Cosmology at Princeton
Cosmology at Princeton is represented in the Physics Department, Department of Astrophysical Sciences, and at the Institute for Advanced Study. The research areas cover everything from theories of how our Universe (and possibly others) came into existence to measuring the large scale structure and evolution of the Universe, to searching for gravitational waves from the birth of the Universe. Theory, data analysis, and instrumentation are all vigorously pursued in an interactive and vibrant community. Projects in the Astrophysics Department mesh with those in the Physics Department, although in these pages we focus on Physics.

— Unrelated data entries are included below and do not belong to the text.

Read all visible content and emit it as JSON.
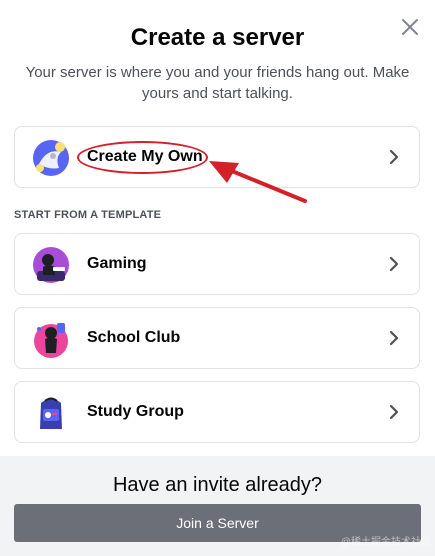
{
  "modal": {
    "title": "Create a server",
    "subtitle": "Your server is where you and your friends hang out. Make yours and start talking.",
    "close_icon": "close-icon"
  },
  "create_own": {
    "label": "Create My Own",
    "icon": "create-server-illustration"
  },
  "templates": {
    "header": "START FROM A TEMPLATE",
    "items": [
      {
        "label": "Gaming",
        "icon": "gaming-illustration"
      },
      {
        "label": "School Club",
        "icon": "school-club-illustration"
      },
      {
        "label": "Study Group",
        "icon": "study-group-illustration"
      }
    ]
  },
  "footer": {
    "title": "Have an invite already?",
    "join_label": "Join a Server"
  },
  "watermark": "@稀土掘金技术社区",
  "colors": {
    "annotation": "#d3202a",
    "join_button": "#6d6f78",
    "footer_bg": "#f2f3f5",
    "border": "#e1e2e4"
  }
}
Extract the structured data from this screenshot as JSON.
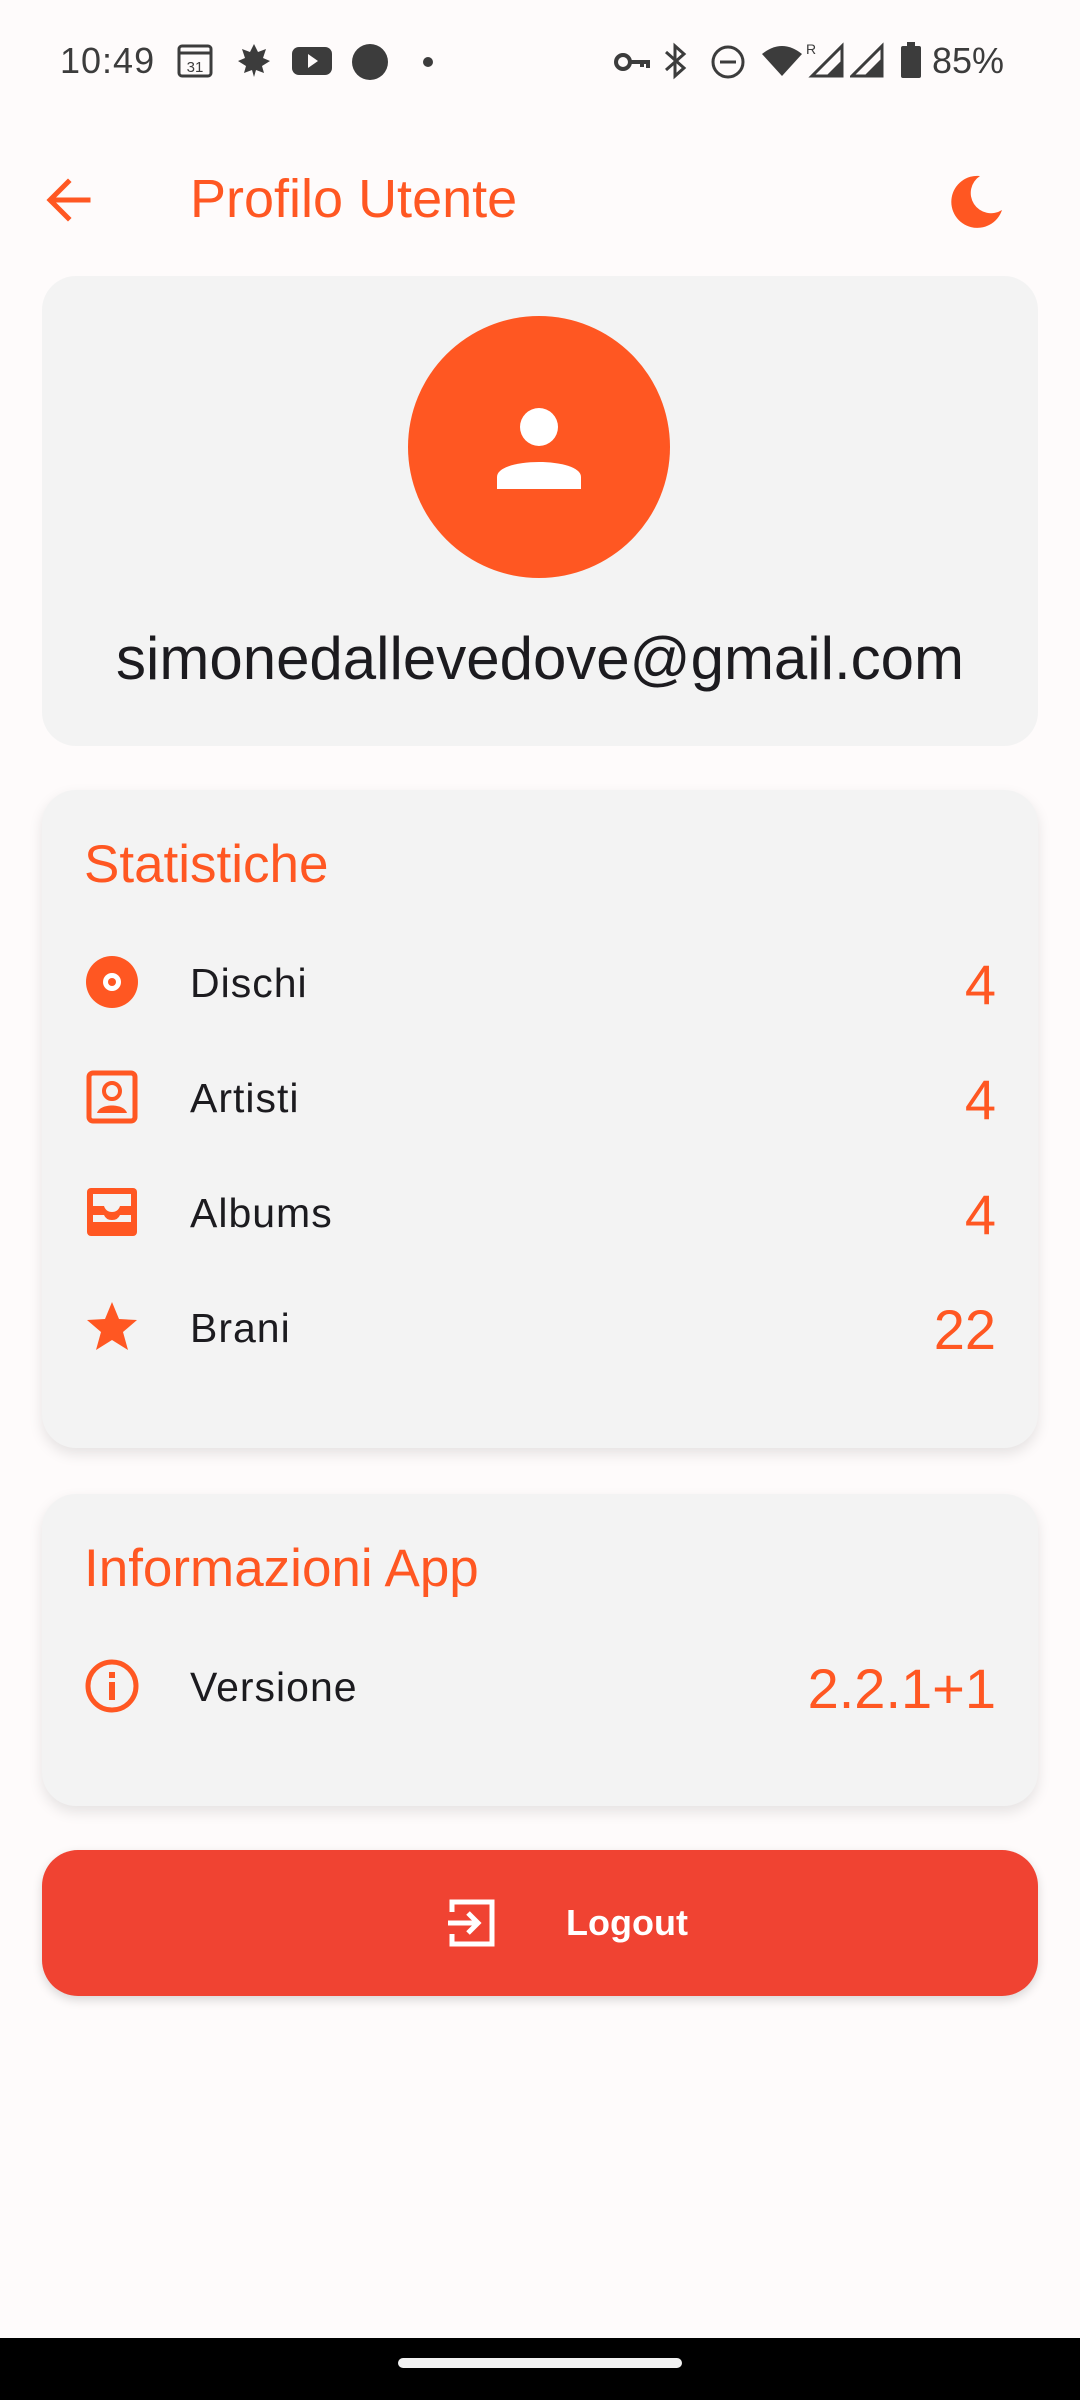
{
  "status_bar": {
    "time": "10:49",
    "battery_percent": "85%",
    "calendar_day": "31",
    "left_icons": [
      "calendar-icon",
      "maple-leaf-icon",
      "youtube-icon",
      "circle-notification-icon",
      "more-dot-icon"
    ],
    "right_icons": [
      "vpn-key-icon",
      "bluetooth-icon",
      "do-not-disturb-icon",
      "wifi-icon",
      "signal-roaming-icon",
      "signal-icon",
      "battery-icon"
    ]
  },
  "app_bar": {
    "title": "Profilo Utente",
    "back_icon": "arrow-back-icon",
    "theme_icon": "dark-mode-moon-icon"
  },
  "profile": {
    "avatar_icon": "person-icon",
    "email": "simonedallevedove@gmail.com"
  },
  "stats": {
    "title": "Statistiche",
    "items": [
      {
        "label": "Dischi",
        "value": "4",
        "icon": "disc-icon"
      },
      {
        "label": "Artisti",
        "value": "4",
        "icon": "artist-portrait-icon"
      },
      {
        "label": "Albums",
        "value": "4",
        "icon": "album-inbox-icon"
      },
      {
        "label": "Brani",
        "value": "22",
        "icon": "star-icon"
      }
    ]
  },
  "app_info": {
    "title": "Informazioni App",
    "version_label": "Versione",
    "version_value": "2.2.1+1",
    "icon": "info-icon"
  },
  "logout": {
    "label": "Logout",
    "icon": "login-arrow-icon"
  },
  "colors": {
    "accent": "#FF5722",
    "logout": "#F04332",
    "card": "#F3F3F3",
    "background": "#FEFBFB"
  }
}
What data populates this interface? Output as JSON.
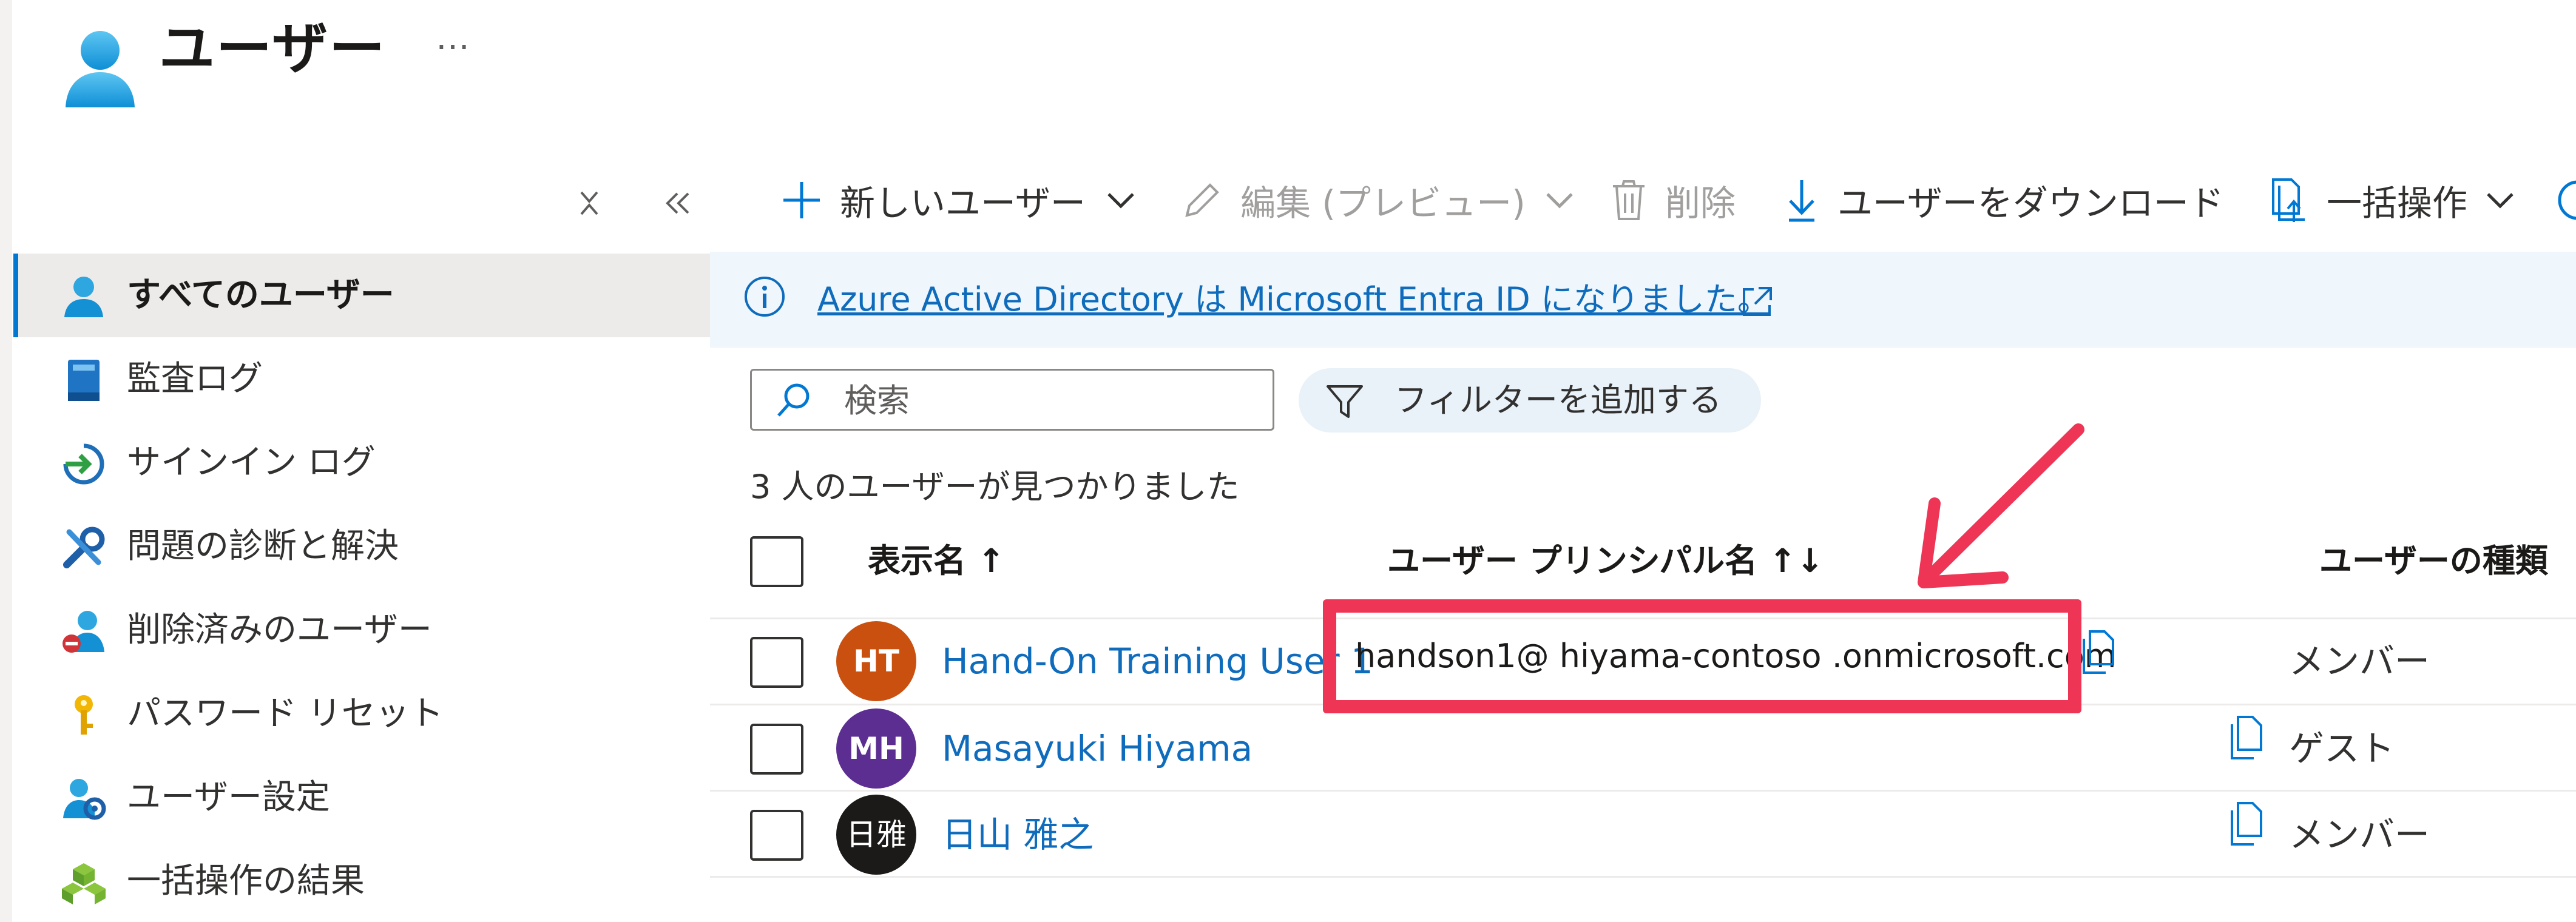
{
  "header": {
    "title": "ユーザー",
    "more_label": "…"
  },
  "sidebar": {
    "items": [
      {
        "label": "すべてのユーザー",
        "icon": "user-icon",
        "active": true
      },
      {
        "label": "監査ログ",
        "icon": "audit-log-icon"
      },
      {
        "label": "サインイン ログ",
        "icon": "sign-in-icon"
      },
      {
        "label": "問題の診断と解決",
        "icon": "wrench-icon"
      },
      {
        "label": "削除済みのユーザー",
        "icon": "deleted-user-icon"
      },
      {
        "label": "パスワード リセット",
        "icon": "key-icon"
      },
      {
        "label": "ユーザー設定",
        "icon": "user-settings-icon"
      },
      {
        "label": "一括操作の結果",
        "icon": "bulk-results-icon"
      }
    ]
  },
  "toolbar": {
    "new_user": "新しいユーザー",
    "edit": "編集 (プレビュー)",
    "delete": "削除",
    "download": "ユーザーをダウンロード",
    "bulk": "一括操作"
  },
  "banner": {
    "text": "Azure Active Directory は Microsoft Entra ID になりました。"
  },
  "search": {
    "placeholder": "検索"
  },
  "filter": {
    "label": "フィルターを追加する"
  },
  "result_count": "3 人のユーザーが見つかりました",
  "table": {
    "columns": {
      "display_name": "表示名 ↑",
      "upn": "ユーザー プリンシパル名 ↑↓",
      "user_type": "ユーザーの種類"
    },
    "rows": [
      {
        "initials": "HT",
        "avatar_color": "#ca5010",
        "name": "Hand-On Training User 1",
        "upn": "handson1@ hiyama-contoso .onmicrosoft.com",
        "type": "メンバー"
      },
      {
        "initials": "MH",
        "avatar_color": "#5c2e91",
        "name": "Masayuki Hiyama",
        "upn": "",
        "type": "ゲスト"
      },
      {
        "initials": "日雅",
        "avatar_color": "#1b1a19",
        "name": "日山 雅之",
        "upn": "",
        "type": "メンバー"
      }
    ]
  },
  "colors": {
    "accent": "#0078d4",
    "link": "#0f6cbd",
    "annotation": "#ef3555"
  }
}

Research in theoretical cosmology (Pretorius, Steinhardt) tends to focus on areas where high energy theory, particle physics, and astronomy meet (inflation, cyclic models, the character of dark matter). The experimental and observational research (Groth, Jones, Page, Staggs) is focused primarily on the cosmic microwave background (CMB). The first targeted measurements of the anisotropy in the CMB were done at Princeton by David Wilkinson and Bruce Partridge. We are now deeply involved with WMAP, CMB ballooning, we lead the ACT telescope in Chile, and the ABS and QUIET experiments, also in Chile.
Graduate students move freely between University departments, and postdoctoral scholars at the University work with those at the IAS. Collaborations are abundant.